Há uma passagem bíblica que
diz: “Aos filhos dos filhos, o homem de bem sempre deixa uma herança.” Às
vezes, esta herança de sabedoria, como transmissão de habilidade ou legando de
espiritualidade, vem embutida no DNA e nas fibras morais da alma. Na mesma Rua Dr. João Tomé, em que o Dr. Luiz
distribuía o apurado do dia com o povo, um trineto, o menino Pitágoras Feitosa
Teixeira, acorda assustado numa sonolenta hora da madrugada. Dormia na casa de
seu Padrinho. Bate na porta do quarto do mesmo e dá um recado:
- Padrinho, o seu tio, aquele que
mora na Praia das Fontes, mandou-lhe dizer que você não abandone seus primos!

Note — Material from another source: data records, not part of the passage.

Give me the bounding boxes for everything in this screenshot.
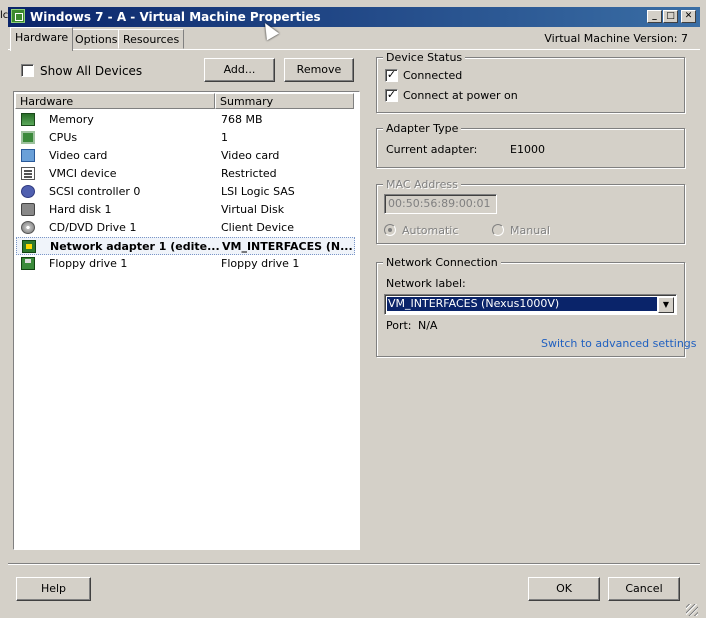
port-label: Port: [386, 319, 412, 332]
row-name: Memory [49, 113, 94, 126]
monitor-icon [21, 149, 35, 162]
current-adapter-label: Current adapter: [386, 143, 478, 156]
switch-to-advanced-settings-link[interactable]: Switch to advanced settings [541, 337, 697, 350]
row-summary: 768 MB [221, 113, 263, 126]
row-summary: Floppy drive 1 [221, 257, 300, 270]
maximize-button[interactable]: □ [663, 10, 678, 23]
connected-label: Connected [403, 69, 463, 82]
row-summary: Client Device [221, 221, 294, 234]
hardware-list[interactable]: Hardware Summary Memory 768 MB CPUs 1 Vi… [13, 91, 360, 550]
row-summary: Video card [221, 149, 280, 162]
row-name: Video card [49, 149, 108, 162]
column-header-summary[interactable]: Summary [215, 93, 354, 109]
row-summary: 1 [221, 131, 228, 144]
add-device-button[interactable]: Add... [204, 58, 275, 82]
cpu-icon [21, 131, 35, 144]
row-name: Hard disk 1 [49, 203, 112, 216]
tab-options[interactable]: Options [70, 29, 123, 49]
vmci-icon [21, 167, 35, 180]
column-header-hardware[interactable]: Hardware [15, 93, 215, 109]
connect-at-power-on-label: Connect at power on [403, 89, 518, 102]
port-value: N/A [418, 319, 438, 332]
hardware-row-video-card[interactable]: Video card Video card [16, 147, 355, 165]
hardware-row-cpus[interactable]: CPUs 1 [16, 129, 355, 147]
tab-divider [8, 49, 700, 50]
hardware-row-network-adapter[interactable]: Network adapter 1 (edite... VM_INTERFACE… [16, 237, 355, 255]
network-adapter-icon [22, 240, 36, 253]
title-bar[interactable]: Windows 7 - A - Virtual Machine Properti… [8, 7, 700, 27]
vm-app-icon [11, 9, 25, 23]
row-name: VMCI device [49, 167, 117, 180]
vm-version-label: Virtual Machine Version: 7 [544, 32, 688, 45]
row-summary: Virtual Disk [221, 203, 285, 216]
background-window-edge: lc [0, 10, 9, 21]
footer-separator [8, 563, 700, 565]
hardware-row-floppy[interactable]: Floppy drive 1 Floppy drive 1 [16, 255, 355, 273]
hardware-row-vmci[interactable]: VMCI device Restricted [16, 165, 355, 183]
row-summary: LSI Logic SAS [221, 185, 295, 198]
device-status-title: Device Status [383, 51, 466, 64]
mac-automatic-radio[interactable] [384, 224, 396, 236]
floppy-icon [21, 257, 35, 270]
show-all-devices-checkbox[interactable] [21, 64, 34, 77]
mac-address-title: MAC Address [383, 178, 461, 191]
chevron-down-icon[interactable]: ▼ [658, 297, 674, 313]
adapter-type-title: Adapter Type [383, 122, 462, 135]
remove-device-button[interactable]: Remove [284, 58, 354, 82]
row-name: CPUs [49, 131, 78, 144]
device-status-group [376, 57, 685, 113]
close-button[interactable]: ✕ [681, 10, 696, 23]
help-button[interactable]: Help [16, 577, 91, 601]
mac-automatic-label: Automatic [402, 224, 459, 237]
row-summary: Restricted [221, 167, 277, 180]
network-label-caption: Network label: [386, 277, 466, 290]
hardware-row-scsi[interactable]: SCSI controller 0 LSI Logic SAS [16, 183, 355, 201]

O padrinho em reflexiva surpresa,
indaga:
- Mas Pitágoras, como ele
mandou esse recado, se você esteve dormindo aqui em casa, e o meu tio já é
falecido?! Mas, de imediato, compreende
e mais que depressa procura levar ajuda ao distantes primos, executando a preciosa
regra que resume todas as questões ético-morais da humanidade, a lei do Karma,
ensinada há mais de 2000 anos por Jesus Cristo: - A cada um segundo as suas
obras!
Raimundo Cândido
Júnior Bonfim disse...
Parabéns, Raimundinho, pela belíssima Crônica que mergulha nas águas serenas do batismo espiritual.
José Alberto de Souza disse...
Impressionante sua capacidade de transmitir conhecimento. Dos seus escritos me chegam luzes de sabedoria que procuro assimilar da melhor maneira possível.